Neben ihrer Unterschrift für Aktionen der Israel-Boykott-Organisation BDS trat Ernaux für die umstrittene Ex-Sprecherin der Partei Indigènes de la République ein. Houria Bouteldja fiel in Frankreich durch Aussagen auf, die ihr Homophobie- und Antisemitismusvorwürfe einbrachten. In einem Unterstützerbrief unterzeichnete auch Ernaux die Aussage, "niemals" sei Bouteldja antisemitisch. Die hatte davor erklärt, die frisch gewählte Miss France sei für die Wahl ungeeignet: Wegen ihres italienisch-israelischen Vaters könne sie nicht öffentlich auftreten ohne anzuerkennen, was die "israelische Identität für Millionen Palästinenser" bedeute. "Man kann nicht unschuldig israelisch sein", schloss Bouteldjas Statement.

Ernaux habe laut Jerusalem Post außerdem vier israelkritische Kampagnen unterzeichnet.
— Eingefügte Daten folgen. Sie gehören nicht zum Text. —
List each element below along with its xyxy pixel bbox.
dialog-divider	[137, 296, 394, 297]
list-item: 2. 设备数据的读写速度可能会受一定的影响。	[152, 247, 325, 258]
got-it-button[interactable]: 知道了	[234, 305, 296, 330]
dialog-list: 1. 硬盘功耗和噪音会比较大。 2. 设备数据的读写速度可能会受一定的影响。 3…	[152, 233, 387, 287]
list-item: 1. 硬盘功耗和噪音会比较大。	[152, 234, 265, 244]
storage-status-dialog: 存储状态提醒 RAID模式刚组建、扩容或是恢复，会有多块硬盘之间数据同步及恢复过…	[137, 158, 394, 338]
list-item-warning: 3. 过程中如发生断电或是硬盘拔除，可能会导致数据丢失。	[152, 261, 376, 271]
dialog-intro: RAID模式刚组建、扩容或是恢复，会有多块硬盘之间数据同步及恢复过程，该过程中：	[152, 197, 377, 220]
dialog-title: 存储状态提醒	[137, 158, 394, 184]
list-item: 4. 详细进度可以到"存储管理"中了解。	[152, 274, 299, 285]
So unterzeichnete sie 2021 einen offenen Brief, in dem Israel als Apartheidsstaat bezeichnet werde – aufgelistet seien dort israelische Angriffe auf Gaza und Palästinenser, während palästinensische Anschläge und Raketen nicht erwähnt würden. 2018 unterstützte Ernaux eine Kampagne zur Beendigung der französisch-israelischen Kulturzusammenarbeit. Darin heißt es, es sei "die moralische Verpflichtung jedes Menschen mit einem Gewissen, die Normalisierung der Beziehungen zum Staat Israel abzulehnen". Das Kulturprojekt diene dem "Whitewashing", also der Reinwaschung des Staates Israel. Im gleichen Jahr habe Ernaux die Freilassung von Georges Abdullah unterstützt, der seit 1982 in Haft ist, weil er 1980 einen US-Militärattaché und einen israelischen Diplomaten ermordet hatte. Im Mai 2019 schließlich forderte Ernaux mit 100 weiteren Unterzeichnern der französischen Kulturszene den Boykott des Eurovision Song Contest in Tel Aviv sowie einen Übertragungsverzicht in Frankreich.

Auch in Deutschland hat sich Ernaux in eine BDS-Debatte eingebracht. Die Stadt Dortmund entschied 2019, den Nelly-Sachs-Preis nicht an die pakistanisch-britische Autorin Kamila Shamsie zu vergeben, nachdem deren Sympathien für BDS bekannt wurden. Der Preis fördert "geistige Toleranz, gegenseitigen Respekt und Versöhnung unter den Völkern". Ernaux unterzeichnete gegen diese Entscheidung eine Protestnote – genau wie Alexander Kluge und 250 weitere Künstler.

BDS ist international hervorragend vernetzt. Gerade unter der europäischen Linken und in der Kulturszene genießt die Kampagne den Ruf, sich gegen das Unrecht des Staates Israel an den Palästinensern zu richten. Sie fordert aber auch das Ende der "Besetzung und Besiedlung allen arabischen Landes" – was manche als Angriff auf das Existenzrechts Israels lesen. Der deutsche Bundestag hat BDS als antisemitisch eingestuft und die BDS-Nähe mancher Künstler der Kassler Documenta war Grund vieler Debatten.